Computer geeks have a long history of gaming the gaming industry. One of the most notable exploits is documented in the book Bringing Down The House: The Inside Story of Six MIT Students Who Took Vegas for Millions (read an excerpt in Wired). But things have changed now that gambling is moving to the internet in a big way. There's a fascinating article on Wired about the rise of the PokerBots:
For years, there has been chatter among online players about the coming poker bot infestation. WinHoldEm is turning those rumors into reality, and that is a serious problem for the online gambling business. Players come online seeking a "fair" shot - a contest against other humans, not robots. But an invasion of bots implies a fixed game (even though, like their mortal counterparts, they can and do lose if their hands are bad enough or opponents good enough). So the poker sites loudly proclaim that automated play is no big deal. At the same time, they are fighting back by quietly scanning for and eliminating suspicious accounts. "We're making sure we never have bots on our site," says PartyPoker marketing director Vikrant Bhargava.
That's an impossible promise to keep, says Ray E. Bornert II, WinHoldEm's elusive creator. He's trying to flood the online world with his bot - and make a killing in the process. Bornert offers an elaborate justification for what many view as outright cheating: Online poker is already rife with computer-assisted card sharks and - thanks to him - a growing number of outright bots. Players should get wise and arm themselves with the best bot available, which is, of course, WinHoldEm.
There's a quiet knock at the door of a hotel room in Atlanta. It's Bornert. A stocky, wide-faced 43-year-old with a neat goatee and nervous manner, he's carrying a router in a plastic bag. To demonstrate his software, he insists on meeting here in private, several miles from his office.
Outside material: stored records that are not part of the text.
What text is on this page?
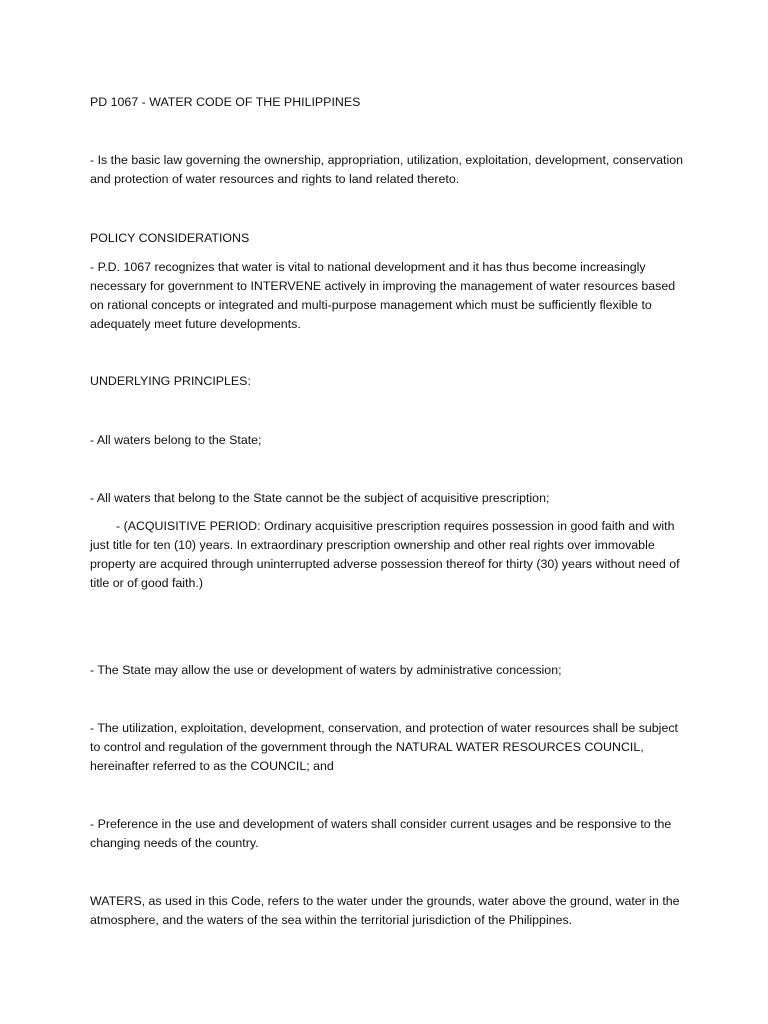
PD 1067 - WATER CODE OF THE PHILIPPINES

- Is the basic law governing the ownership, appropriation, utilization, exploitation, development, conservation and protection of water resources and rights to land related thereto.

POLICY CONSIDERATIONS

- P.D. 1067 recognizes that water is vital to national development and it has thus become increasingly necessary for government to INTERVENE actively in improving the management of water resources based on rational concepts or integrated and multi-purpose management which must be sufficiently flexible to adequately meet future developments.

UNDERLYING PRINCIPLES:

- All waters belong to the State;

- All waters that belong to the State cannot be the subject of acquisitive prescription;

- (ACQUISITIVE PERIOD: Ordinary acquisitive prescription requires possession in good faith and with just title for ten (10) years. In extraordinary prescription ownership and other real rights over immovable property are acquired through uninterrupted adverse possession thereof for thirty (30) years without need of title or of good faith.)

- The State may allow the use or development of waters by administrative concession;

- The utilization, exploitation, development, conservation, and protection of water resources shall be subject to control and regulation of the government through the NATURAL WATER RESOURCES COUNCIL, hereinafter referred to as the COUNCIL; and

- Preference in the use and development of waters shall consider current usages and be responsive to the changing needs of the country.

WATERS, as used in this Code, refers to the water under the grounds, water above the ground, water in the atmosphere, and the waters of the sea within the territorial jurisdiction of the Philippines.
He doesn't want anyone from the poker business to know where he is. "Our guard is constantly up," he says.
For Bornert, a former evangelical student, outsmarting the poker sites is not just a mission, it's a market. A suite of WinHoldEm programs is available for download at www.winholdem.net. For $25, you get a bare-bones setup: run-of-the-mill poker-hand analysis software. For $200, you can buy the full package: a one-year subscription to the team edition, which includes the autoplaying bot and a card-sharing module that allows multiple players to communicate during a game. Bornert won't say how many customers he has; he'll admit only that he makes a living selling WinHoldEm.
I can tell you from personal experience playing free multiplayer internet games that cheating has always been a serious problem. Game developers have to be vigilant and develop countermeasures early. If they don't, popular games rapidly degenerate into a morass of disheartened, unsure players and an unknown number of cheaters. Nothing psyches you out more than the idea that another player can switch to perfect, bot-like skills at will. Did they win because they were better than you, or because they cheated? There's just no way to know. It utterly destroys the game experience.
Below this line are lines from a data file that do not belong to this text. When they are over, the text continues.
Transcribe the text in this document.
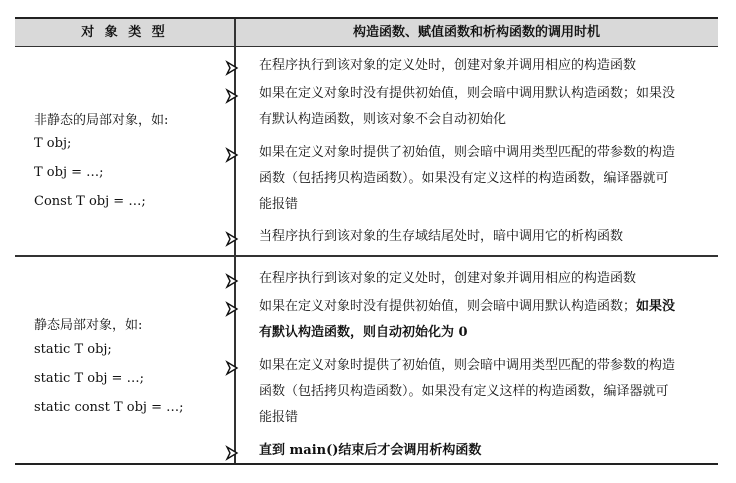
对 象 类 型	构造函数、赋值函数和析构函数的调用时机
非静态的局部对象，如:
T obj;
T obj = …;
Const T obj = …;
在程序执行到该对象的定义处时，创建对象并调用相应的构造函数
如果在定义对象时没有提供初始值，则会暗中调用默认构造函数；如果没
有默认构造函数，则该对象不会自动初始化
如果在定义对象时提供了初始值，则会暗中调用类型匹配的带参数的构造
函数（包括拷贝构造函数）。如果没有定义这样的构造函数，编译器就可
能报错
当程序执行到该对象的生存域结尾处时，暗中调用它的析构函数
静态局部对象，如:
static T obj;
static T obj = …;
static const T obj = …;
在程序执行到该对象的定义处时，创建对象并调用相应的构造函数
如果在定义对象时没有提供初始值，则会暗中调用默认构造函数；如果没
有默认构造函数，则自动初始化为 0
如果在定义对象时提供了初始值，则会暗中调用类型匹配的带参数的构造
函数（包括拷贝构造函数）。如果没有定义这样的构造函数，编译器就可
能报错
直到 main()结束后才会调用析构函数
If people are that willing to cheat for literally nothing, with zero money at stake, imagine what lengths they'll go to when real money is involved.
That's why I tend to believe Mr. Bornert, a former evangelical student, when he compares WinHoldEm to civil disobedience:
"The reality is that the game changed the moment it moved to the Internet," Bornert says. Bots and bot-aided collusion were inevitable. Rather than seduce anyone into thinking such things didn't exist, Bornert had another notion: Put the power in the players' hands. By democratizing computer-assisted firepower, he'd make it part of the competition. "It's like football - if you don't wear a helmet and pads, you're going to get hurt," he says. "A poker bot is your equipment." And if that is considered unethical, then so be it. "I'd rather be unethical than be a victim," he says. "This is intentional civil disobedience."
Despite the protests of the online casino brass, the rise of the bots is completely inevitable. There's simply too much money at stake.
Out of curiosity, I checked out the winholdem support pages. This app is doing true GUI screen-scraping of the poker apps. That's why your poker app settings and Windows display options have to be locked down to known standards.
Of course, online casinos can (and do) fight back:
- Make your poker apps (these are regular .exe type apps) scan for instances of winholdem running on your local pc. Some online casinos are already doing this. There's a countermeasure for that, too: run it on a remote computer with an application that transmits screenshots of the poker app to the remote machine.
- Periodically strike up a conversation with the "player." That's tougher to combat. You could possibly re-broadcast your chat messages to IM services, if you happen to be near a computer at the time. The bots should limit their play at any given table to prevent a lot of conversation. And definitely have a vast library of canned phrases to respond with-- maybe even an Eliza implementation.
- Change the UI every hand. This is the one option that I didn't see explored in the article, but would be the hardest to combat. If the cards vary in size, color, design, and position every hand-- the scraping app is hosed.
In the meantime, if anyone is making a killing on internet poker with their 'bot, more power to you.